Hey there, I was implementing a new model yesterday that runs as a daily snapshot. This particular model would really benefit from being able to backfill it, but because we use Stitch and get incremental updates, there’s no way to access prior states of the data.
I’ve tinkered with some of the ideas written about here, but I didn’t spend a ton of time experimenting, with other work to do, and all.
I’m wondering how other people deal with data idempotence (or don’t bother dealing with it at all).
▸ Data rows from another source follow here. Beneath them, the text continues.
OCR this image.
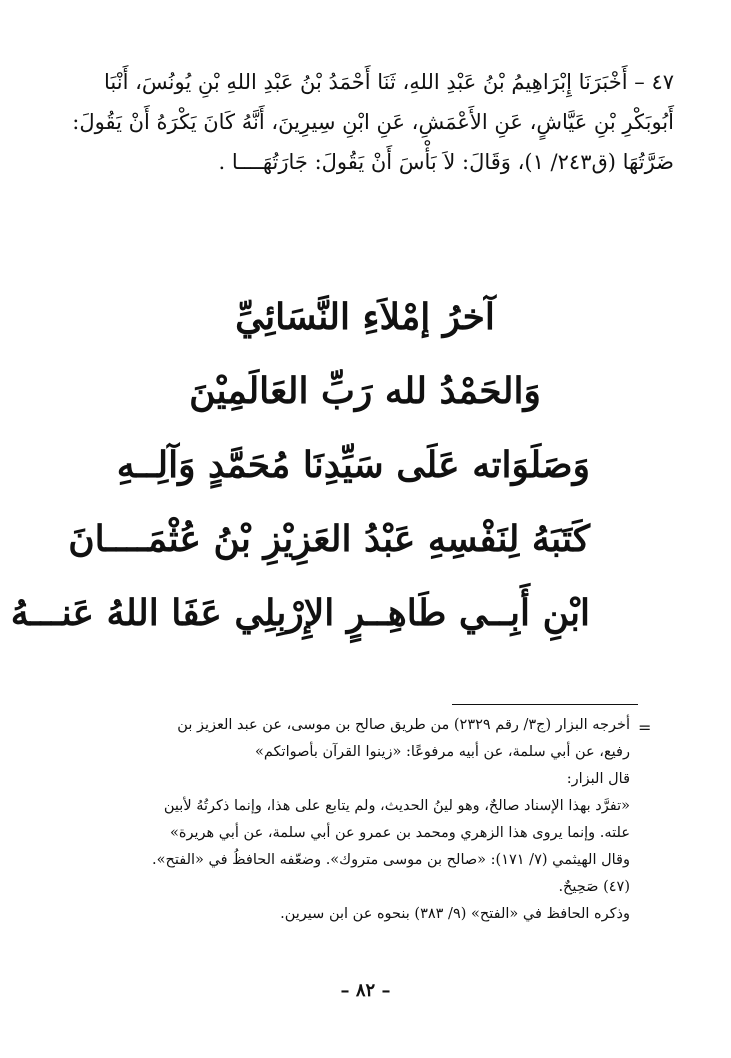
٤٧ – أَخْبَرَنَا إِبْرَاهِيمُ بْنُ عَبْدِ اللهِ، ثَنَا أَحْمَدُ بْنُ عَبْدِ اللهِ بْنِ يُونُسَ، أَنْبَا
أَبُوبَكْرِ بْنِ عَيَّاشٍ، عَنِ الأَعْمَشِ، عَنِ ابْنِ سِيرِينَ، أَنَّهُ كَانَ يَكْرَهُ أَنْ يَقُولَ:
ضَرَّتُهَا (ق٢٤٣/ ١)، وَقَالَ: لاَ بَأْسَ أَنْ يَقُولَ: جَارَتُهَــــا .
آخرُ إمْلاَءِ النَّسَائِيِّ
وَالحَمْدُ لله رَبِّ العَالَمِيْنَ
وَصَلَوَاته عَلَى سَيِّدِنَا مُحَمَّدٍ وَآلِــهِ
كَتَبَهُ لِنَفْسِهِ عَبْدُ العَزِيْزِ بْنُ عُثْمَــــانَ
ابْنِ أَبِــي طَاهِــرٍ الإِرْبِلِي عَفَا اللهُ عَنـــهُ
=
أخرجه البزار (ج٣/ رقم ٢٣٢٩) من طريق صالح بن موسى، عن عبد العزيز بن
رفيع، عن أبي سلمة، عن أبيه مرفوعًا: «زينوا القرآن بأصواتكم»
قال البزار:
«تفرَّد بهذا الإسناد صالحٌ، وهو لينُ الحديث، ولم يتابع على هذا، وإنما ذكرتُهُ لأبين
علته. وإنما يروى هذا الزهري ومحمد بن عمرو عن أبي سلمة، عن أبي هريرة»
وقال الهيثمي (٧/ ١٧١): «صالح بن موسى متروك». وضعّفه الحافظُ في «الفتح».
(٤٧) صَحِيحٌ.
وذكره الحافظ في «الفتح» (٩/ ٣٨٣) بنحوه عن ابن سيرين.
– ٨٢ –
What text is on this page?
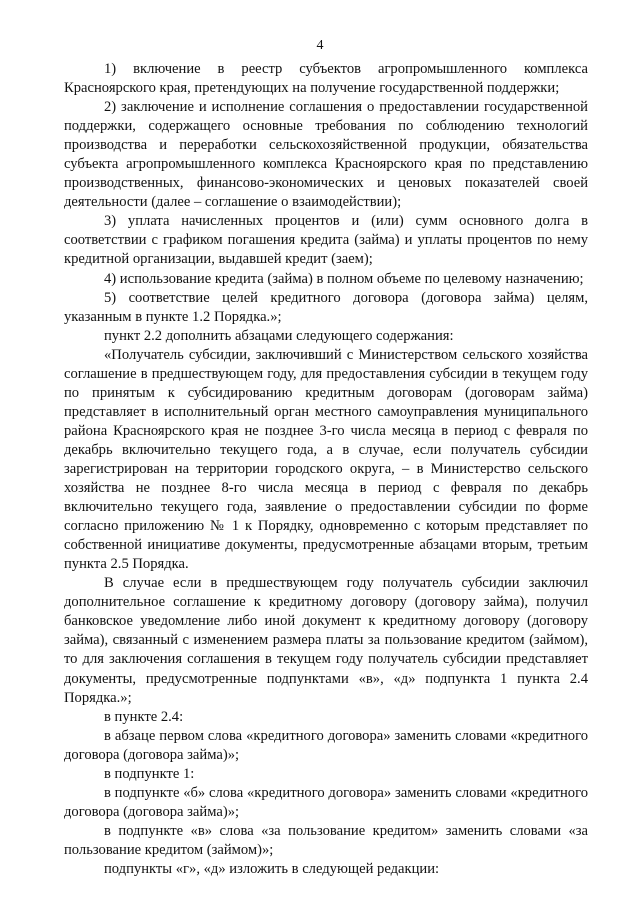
4

1) включение в реестр субъектов агропромышленного комплекса Красноярского края, претендующих на получение государственной поддержки;

2) заключение и исполнение соглашения о предоставлении государственной поддержки, содержащего основные требования по соблюдению технологий производства и переработки сельскохозяйственной продукции, обязательства субъекта агропромышленного комплекса Красноярского края по представлению производственных, финансово-экономических и ценовых показателей своей деятельности (далее – соглашение о взаимодействии);

3) уплата начисленных процентов и (или) сумм основного долга в соответствии с графиком погашения кредита (займа) и уплаты процентов по нему кредитной организации, выдавшей кредит (заем);

4) использование кредита (займа) в полном объеме по целевому назначению;

5) соответствие целей кредитного договора (договора займа) целям, указанным в пункте 1.2 Порядка.»;

пункт 2.2 дополнить абзацами следующего содержания:

«Получатель субсидии, заключивший с Министерством сельского хозяйства соглашение в предшествующем году, для предоставления субсидии в текущем году по принятым к субсидированию кредитным договорам (договорам займа) представляет в исполнительный орган местного самоуправления муниципального района Красноярского края не позднее 3-го числа месяца в период с февраля по декабрь включительно текущего года, а в случае, если получатель субсидии зарегистрирован на территории городского округа, – в Министерство сельского хозяйства не позднее 8-го числа месяца в период с февраля по декабрь включительно текущего года, заявление о предоставлении субсидии по форме согласно приложению № 1 к Порядку, одновременно с которым представляет по собственной инициативе документы, предусмотренные абзацами вторым, третьим пункта 2.5 Порядка.

В случае если в предшествующем году получатель субсидии заключил дополнительное соглашение к кредитному договору (договору займа), получил банковское уведомление либо иной документ к кредитному договору (договору займа), связанный с изменением размера платы за пользование кредитом (займом), то для заключения соглашения в текущем году получатель субсидии представляет документы, предусмотренные подпунктами «в», «д» подпункта 1 пункта 2.4 Порядка.»;

в пункте 2.4:

в абзаце первом слова «кредитного договора» заменить словами «кредитного договора (договора займа)»;

в подпункте 1:

в подпункте «б» слова «кредитного договора» заменить словами «кредитного договора (договора займа)»;

в подпункте «в» слова «за пользование кредитом» заменить словами «за пользование кредитом (займом)»;

подпункты «г», «д» изложить в следующей редакции:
dbt has a feature called archive that is meant for exactly this purpose! The current version of archival builds type-2 slowly-changing-dimension tables (if I remember the definitions correctly), which generally achieves the same result as snapshotting every day while avoiding the overhead of maintaining duplicate historical data. In the future, archive will support more “strategies”–that’s coming fairly soon actually.
Have you taken a look at archive yet? If not, highly recommended! We definitely do not recommend using dbt’s modeling functionality to build models that are non-idempotent.
Yes 100%. Archive is meant to run on top of raw, or “source” data, and then it creates additional “source” data. This process is not idempotent, because as you say, Stitch-ingested data is (in most cases) mutable. So you need to treat your archival data very differently than you’d treat your modeled data. Generally we put it in a different schema at a minimum.